The heart has to pump harder, and causes vasoconstriction and results in reduced blood and oxygen supply to the cochlea

Increased incidence of high frequency SNHL, correlation with presbycusis

93
Q

what happens when you smoke cigarettes?

A

affects hearing loss through effects on antioxidative mechanism and vasculature in the cochlea

1.67x more likely to have hearing loss

Middle ear affected due to inflamed nasopharynx

94
Q

what happens when you are a chronic aloholic?

A

inhibitory effect on the nervous system, affects central auditory processing

also have poor eating habits, and a disease with a lack in vitamin B1 is called Korsakoff’s
Syndrome (memory deficiency)

Greater risk for elderly alcoholics

95
Q

Systemic Conditions +SNHL

A

only risk factor associated with hearing loss was cardiovascular disease + inflammation, arteriosclerosis, and hypertension. If you improve vascular health, the risk of hearing loss decreases

96
Q

what is diabetes?

A

chronic, incurable, manageable, metabolic disorder resulting in blood hyperglycemia and glycosuria (elevated glucose in blood and urine). due to inadequate production or utilization of insulin (produced by pancreas)

97
Q

what happens audiologically in diabetes?

A

No single audiological profile for diabetes, HL might be caused by metabolic pathway, peripheral neuropathy, and impaired vasculature (we do see poor WRS, especially in noise)

Vascular changes can affect the stria and the spiral ganglion: low freq SNHL, low WRS if there is neuropathy, fluctuating HL

Synergistic effects of risk factors are a concern… increase risk of NIHL and reduced recovery rate of TTS from noise

98
Q

what does the vestibular system do?

A

The vestibular system is a somatosensory portion of the nervous system that provides proprioception (spatial position of the body) and kinesthesia (awareness of limbs movement) cues.

There are 3 omponents that work together to maintain balance by orienting you to your body position in space.
VOR and VSR are monitored by the central vestibular system in the cerebellum (and calibrated).
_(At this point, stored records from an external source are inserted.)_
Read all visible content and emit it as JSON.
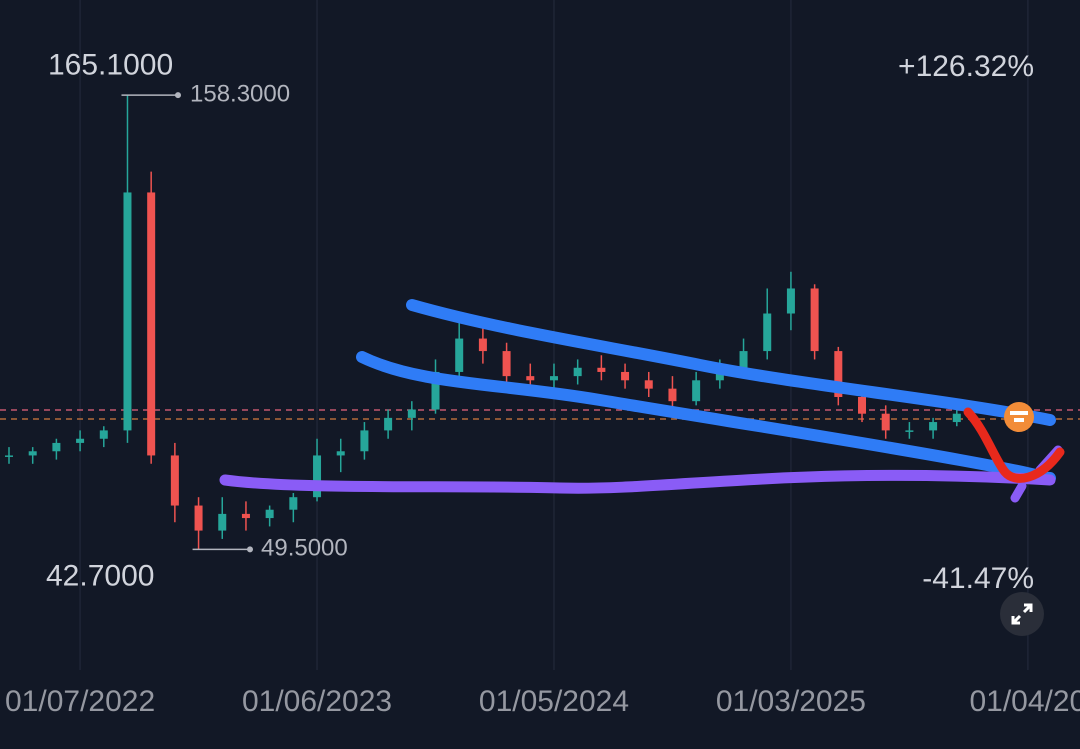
{
  "chart_data": {
    "type": "candlestick",
    "open": [
      72,
      72,
      73,
      75,
      76,
      78,
      135,
      72,
      60,
      54,
      58,
      57,
      59,
      62,
      72,
      73,
      78,
      81,
      83,
      92,
      100,
      97,
      91,
      90,
      91,
      93,
      92,
      90,
      88,
      85,
      90,
      93,
      97,
      106,
      112,
      97,
      86,
      82,
      78,
      78,
      80
    ],
    "high": [
      74,
      74,
      76,
      78,
      79,
      158.3,
      140,
      75,
      62,
      62,
      61,
      60,
      63,
      76,
      76,
      80,
      83,
      85,
      95,
      104,
      105,
      99,
      94,
      94,
      95,
      96,
      94,
      92,
      91,
      92,
      95,
      100,
      112,
      116,
      113,
      98,
      88,
      84,
      80,
      81,
      84
    ],
    "low": [
      70,
      70,
      71,
      73,
      74,
      75,
      70,
      56,
      49.5,
      52,
      54,
      55,
      56,
      61,
      68,
      71,
      76,
      78,
      82,
      90,
      94,
      89,
      88,
      87,
      89,
      90,
      88,
      86,
      83,
      84,
      88,
      92,
      95,
      102,
      95,
      84,
      80,
      76,
      76,
      76,
      79
    ],
    "close": [
      72,
      73,
      75,
      76,
      78,
      135,
      72,
      60,
      54,
      58,
      57,
      59,
      62,
      72,
      73,
      78,
      81,
      83,
      92,
      100,
      97,
      91,
      90,
      91,
      93,
      92,
      90,
      88,
      85,
      90,
      93,
      97,
      106,
      112,
      97,
      86,
      82,
      78,
      78,
      80,
      82
    ],
    "up_color": "#26a69a",
    "down_color": "#ef5350",
    "ylim": [
      23,
      181.1
    ],
    "xlim": [
      -0.38,
      45.2
    ],
    "xticks": [
      {
        "value": 3,
        "label": "01/07/2022"
      },
      {
        "value": 13,
        "label": "01/06/2023"
      },
      {
        "value": 23,
        "label": "01/05/2024"
      },
      {
        "value": 33,
        "label": "01/03/2025"
      },
      {
        "value": 43,
        "label": "01/04/20"
      }
    ],
    "range_high": {
      "value": 165.1,
      "label": "165.1000"
    },
    "range_low": {
      "value": 42.7,
      "label": "42.7000"
    },
    "peak": {
      "value": 158.3,
      "label": "158.3000"
    },
    "trough": {
      "value": 49.5,
      "label": "49.5000"
    },
    "change_up": "+126.32%",
    "change_down": "-41.47%"
  }
}
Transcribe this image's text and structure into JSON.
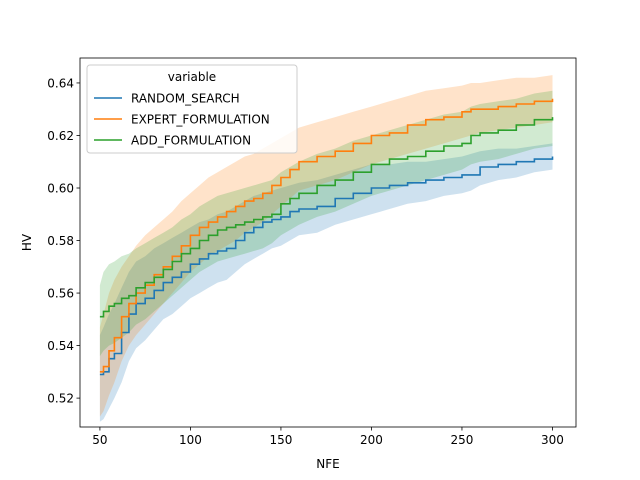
{
  "chart_data": {
    "type": "line",
    "title": "",
    "xlabel": "NFE",
    "ylabel": "HV",
    "xlim": [
      39,
      313
    ],
    "ylim": [
      0.509,
      0.6495
    ],
    "xticks": [
      50,
      100,
      150,
      200,
      250,
      300
    ],
    "xtick_labels": [
      "50",
      "100",
      "150",
      "200",
      "250",
      "300"
    ],
    "yticks": [
      0.52,
      0.54,
      0.56,
      0.58,
      0.6,
      0.62,
      0.64
    ],
    "ytick_labels": [
      "0.52",
      "0.54",
      "0.56",
      "0.58",
      "0.60",
      "0.62",
      "0.64"
    ],
    "grid": false,
    "legend": {
      "title": "variable",
      "placement": "top-left"
    },
    "series": [
      {
        "name": "RANDOM_SEARCH",
        "color": "#1f77b4",
        "x": [
          50,
          52,
          55,
          58,
          62,
          66,
          70,
          75,
          80,
          85,
          90,
          95,
          100,
          105,
          110,
          115,
          120,
          125,
          130,
          135,
          140,
          145,
          150,
          155,
          160,
          170,
          180,
          190,
          200,
          210,
          220,
          230,
          240,
          250,
          255,
          260,
          270,
          280,
          290,
          300
        ],
        "y": [
          0.529,
          0.53,
          0.535,
          0.537,
          0.545,
          0.552,
          0.556,
          0.558,
          0.561,
          0.564,
          0.566,
          0.568,
          0.571,
          0.573,
          0.575,
          0.576,
          0.577,
          0.58,
          0.583,
          0.585,
          0.587,
          0.588,
          0.589,
          0.591,
          0.592,
          0.593,
          0.596,
          0.598,
          0.6,
          0.601,
          0.602,
          0.603,
          0.604,
          0.605,
          0.605,
          0.608,
          0.609,
          0.61,
          0.611,
          0.612
        ],
        "lower": [
          0.511,
          0.512,
          0.516,
          0.52,
          0.526,
          0.534,
          0.539,
          0.542,
          0.546,
          0.55,
          0.552,
          0.555,
          0.558,
          0.56,
          0.562,
          0.564,
          0.565,
          0.568,
          0.571,
          0.573,
          0.575,
          0.577,
          0.578,
          0.58,
          0.582,
          0.583,
          0.586,
          0.588,
          0.59,
          0.592,
          0.594,
          0.595,
          0.597,
          0.598,
          0.599,
          0.601,
          0.603,
          0.604,
          0.606,
          0.607
        ],
        "upper": [
          0.544,
          0.547,
          0.552,
          0.556,
          0.562,
          0.568,
          0.572,
          0.574,
          0.577,
          0.579,
          0.581,
          0.583,
          0.585,
          0.587,
          0.588,
          0.59,
          0.591,
          0.593,
          0.595,
          0.597,
          0.598,
          0.599,
          0.6,
          0.601,
          0.602,
          0.603,
          0.605,
          0.607,
          0.609,
          0.609,
          0.61,
          0.61,
          0.611,
          0.612,
          0.613,
          0.614,
          0.615,
          0.615,
          0.616,
          0.617
        ]
      },
      {
        "name": "EXPERT_FORMULATION",
        "color": "#ff7f0e",
        "x": [
          50,
          52,
          55,
          58,
          62,
          66,
          70,
          75,
          80,
          85,
          90,
          95,
          100,
          105,
          110,
          115,
          120,
          125,
          130,
          135,
          140,
          145,
          150,
          155,
          160,
          170,
          180,
          190,
          200,
          210,
          220,
          230,
          240,
          250,
          255,
          260,
          270,
          280,
          290,
          300
        ],
        "y": [
          0.53,
          0.532,
          0.538,
          0.543,
          0.551,
          0.556,
          0.56,
          0.563,
          0.567,
          0.57,
          0.574,
          0.578,
          0.582,
          0.585,
          0.587,
          0.589,
          0.591,
          0.593,
          0.595,
          0.596,
          0.598,
          0.601,
          0.604,
          0.607,
          0.61,
          0.612,
          0.614,
          0.617,
          0.62,
          0.621,
          0.624,
          0.626,
          0.627,
          0.629,
          0.63,
          0.63,
          0.631,
          0.632,
          0.633,
          0.634
        ],
        "lower": [
          0.513,
          0.515,
          0.521,
          0.526,
          0.534,
          0.54,
          0.544,
          0.548,
          0.552,
          0.556,
          0.56,
          0.564,
          0.568,
          0.571,
          0.574,
          0.576,
          0.578,
          0.58,
          0.583,
          0.585,
          0.587,
          0.59,
          0.593,
          0.596,
          0.599,
          0.601,
          0.603,
          0.606,
          0.609,
          0.611,
          0.613,
          0.615,
          0.617,
          0.619,
          0.62,
          0.621,
          0.622,
          0.623,
          0.624,
          0.625
        ],
        "upper": [
          0.547,
          0.552,
          0.56,
          0.565,
          0.57,
          0.574,
          0.578,
          0.582,
          0.585,
          0.588,
          0.591,
          0.595,
          0.598,
          0.601,
          0.604,
          0.606,
          0.608,
          0.61,
          0.612,
          0.613,
          0.615,
          0.617,
          0.619,
          0.621,
          0.623,
          0.625,
          0.627,
          0.629,
          0.631,
          0.633,
          0.635,
          0.637,
          0.638,
          0.639,
          0.64,
          0.64,
          0.641,
          0.642,
          0.642,
          0.643
        ]
      },
      {
        "name": "ADD_FORMULATION",
        "color": "#2ca02c",
        "x": [
          50,
          52,
          55,
          58,
          62,
          66,
          70,
          75,
          80,
          85,
          90,
          95,
          100,
          105,
          110,
          115,
          120,
          125,
          130,
          135,
          140,
          145,
          150,
          155,
          160,
          170,
          180,
          190,
          200,
          210,
          220,
          230,
          240,
          250,
          255,
          260,
          270,
          280,
          290,
          300
        ],
        "y": [
          0.551,
          0.553,
          0.555,
          0.556,
          0.558,
          0.559,
          0.562,
          0.564,
          0.566,
          0.569,
          0.572,
          0.575,
          0.577,
          0.58,
          0.582,
          0.584,
          0.585,
          0.586,
          0.587,
          0.588,
          0.589,
          0.59,
          0.594,
          0.596,
          0.598,
          0.601,
          0.603,
          0.606,
          0.609,
          0.611,
          0.612,
          0.614,
          0.616,
          0.617,
          0.62,
          0.621,
          0.622,
          0.624,
          0.626,
          0.627
        ],
        "lower": [
          0.536,
          0.538,
          0.54,
          0.541,
          0.543,
          0.545,
          0.548,
          0.55,
          0.553,
          0.556,
          0.559,
          0.562,
          0.565,
          0.568,
          0.57,
          0.572,
          0.573,
          0.574,
          0.575,
          0.576,
          0.577,
          0.579,
          0.582,
          0.584,
          0.586,
          0.589,
          0.591,
          0.594,
          0.597,
          0.599,
          0.601,
          0.603,
          0.605,
          0.607,
          0.609,
          0.61,
          0.611,
          0.613,
          0.615,
          0.616
        ],
        "upper": [
          0.563,
          0.568,
          0.571,
          0.572,
          0.574,
          0.575,
          0.577,
          0.579,
          0.581,
          0.583,
          0.585,
          0.588,
          0.59,
          0.593,
          0.595,
          0.597,
          0.598,
          0.599,
          0.6,
          0.601,
          0.602,
          0.603,
          0.606,
          0.608,
          0.61,
          0.613,
          0.615,
          0.618,
          0.62,
          0.622,
          0.624,
          0.626,
          0.628,
          0.629,
          0.631,
          0.632,
          0.633,
          0.634,
          0.636,
          0.637
        ]
      }
    ]
  }
}
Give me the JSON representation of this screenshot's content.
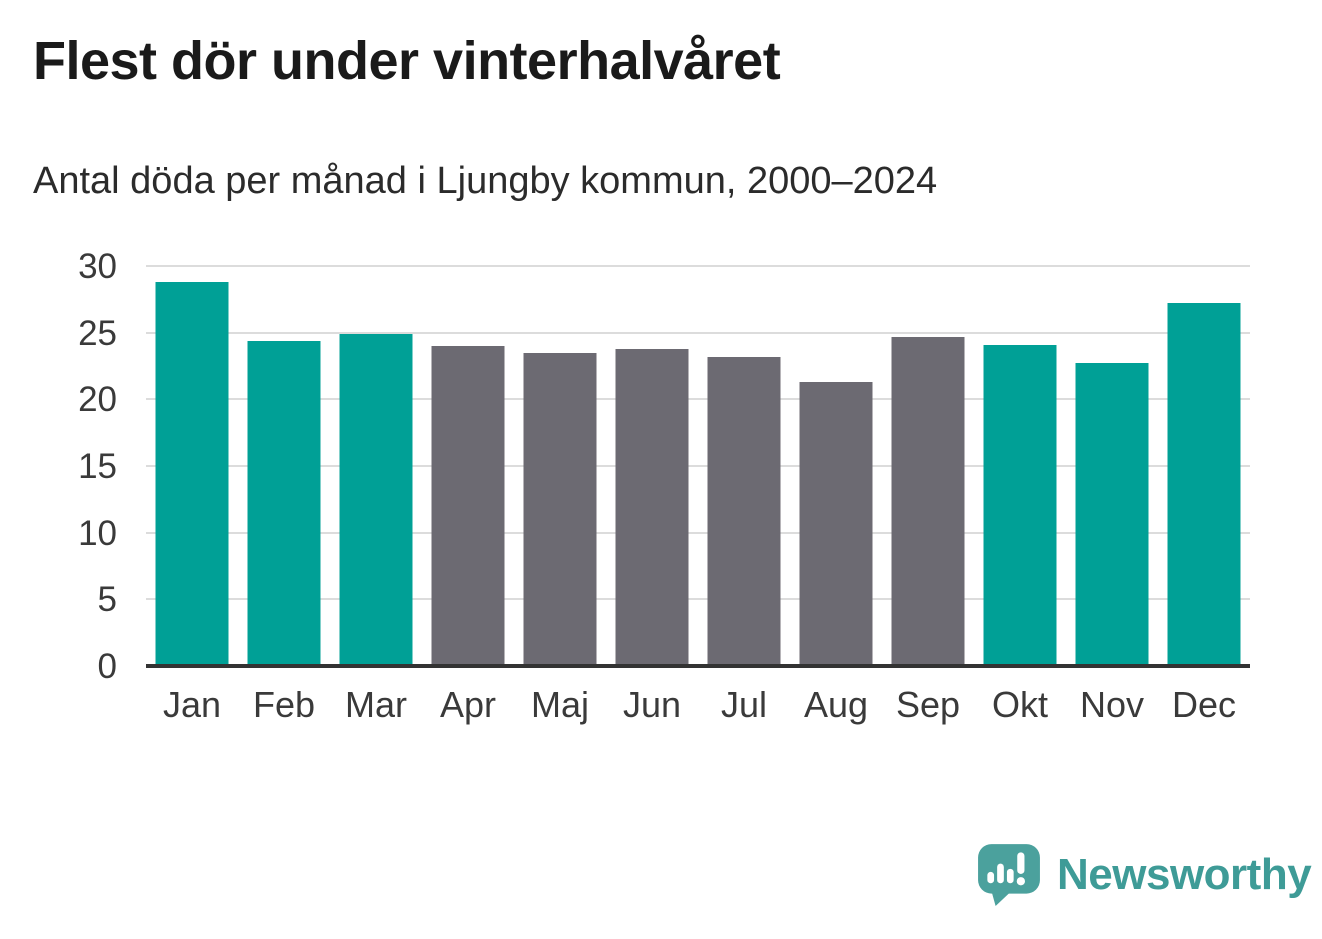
{
  "title": "Flest dör under vinterhalvåret",
  "subtitle": "Antal döda per månad i Ljungby kommun, 2000–2024",
  "chart_data": {
    "type": "bar",
    "title": "Flest dör under vinterhalvåret",
    "subtitle": "Antal döda per månad i Ljungby kommun, 2000–2024",
    "categories": [
      "Jan",
      "Feb",
      "Mar",
      "Apr",
      "Maj",
      "Jun",
      "Jul",
      "Aug",
      "Sep",
      "Okt",
      "Nov",
      "Dec"
    ],
    "values": [
      28.8,
      24.4,
      24.9,
      24.0,
      23.5,
      23.8,
      23.2,
      21.3,
      24.7,
      24.1,
      22.7,
      27.2
    ],
    "bar_colors": [
      "#00A096",
      "#00A096",
      "#00A096",
      "#6C6A72",
      "#6C6A72",
      "#6C6A72",
      "#6C6A72",
      "#6C6A72",
      "#6C6A72",
      "#00A096",
      "#00A096",
      "#00A096"
    ],
    "highlight_color": "#00A096",
    "muted_color": "#6C6A72",
    "xlabel": "",
    "ylabel": "",
    "ylim": [
      0,
      30
    ],
    "yticks": [
      0,
      5,
      10,
      15,
      20,
      25,
      30
    ],
    "grid": "horizontal",
    "gridline_color": "#dcdcdc",
    "axis_line_color": "#333333",
    "legend": "none"
  },
  "branding": {
    "logo_text": "Newsworthy",
    "wordmark_color": "#3E9B97",
    "icon_color": "#4BA19D"
  }
}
Lesions in the cerebellum would cause nystagmus (involuntary eye movement) and gait ataxia

99
Q

There are 3 primary components of the vestibular system, what happens in the peripheral sensory apparatus?

A

Peripheral sensory apparatus: in the inner ear, called the vestibular labyrinth. Semicircular canals detect angular or rotational acceleration (3D movement). Otolith organs detect gravity: utricle senses linear movement and saccule detects vertical movement
The peripheral information goes to the central portion via the 8th nerve. The cochlea and vestibular system share blood supply, so the symptoms can be with cochlear symptoms too (ex: dizziness often with hearing loss).

100
Q

There are 3 primary components of the vestibular system, what happens in the central vestibular system?

A

receives input from the peripheral system via the 8th nerve, and is channeled to the cochlear nuclei in the 4th ventricle and the cerebellum.
Input is processed with vison and somatosensory inputs. The vestibular nuclei output influences eye movements, trunk stability, and spatial orientation

101
Q

There are 3 primary components of the vestibular system, what happens in motor output?

A

integrated into 3 reflexes:

Vestibulo-ocular reflex (VOR): stabilizes gaze
If it’s not stable, we get oscillopsia (environment bobs up and down with your movement)

Vestibulospinal reflex (VSR): stabilizes posture

Vestibulocollic reflex (VCR): stabilizes the head

102
Q

what are the signs and symptoms of vestibular disorders?

A

sense of imbalance, dizziness/vertigo, nystagmus. dizziness is nonspecific, and usually short and abrupt if vestibular related with nausea and vomiting

103
Q

what is vertigo?

A

type of dizziness. True vertigo is very scary, gives an illusion of motion that you don’t have any control over. can be a sense of motion of self (subjective) or environment (objective)
Occurs with sudden onset episodes (called episodic vertigo) . Can be peripheral or central in origin .The clinician needs to probe to dive deeper into dizziness complaint to check for vertigo

104
Q

what conditions can cause episodic vertigo?

A

menieres, recurrent vestib. Neuritis, BPPV, migraine, post traumatic (peri lymphatic fistula), SSCD, and otitis media

105
Q

what causes vertigo?

A

Almost always called by deficits in the peripheral labyrinth connecting to the central system.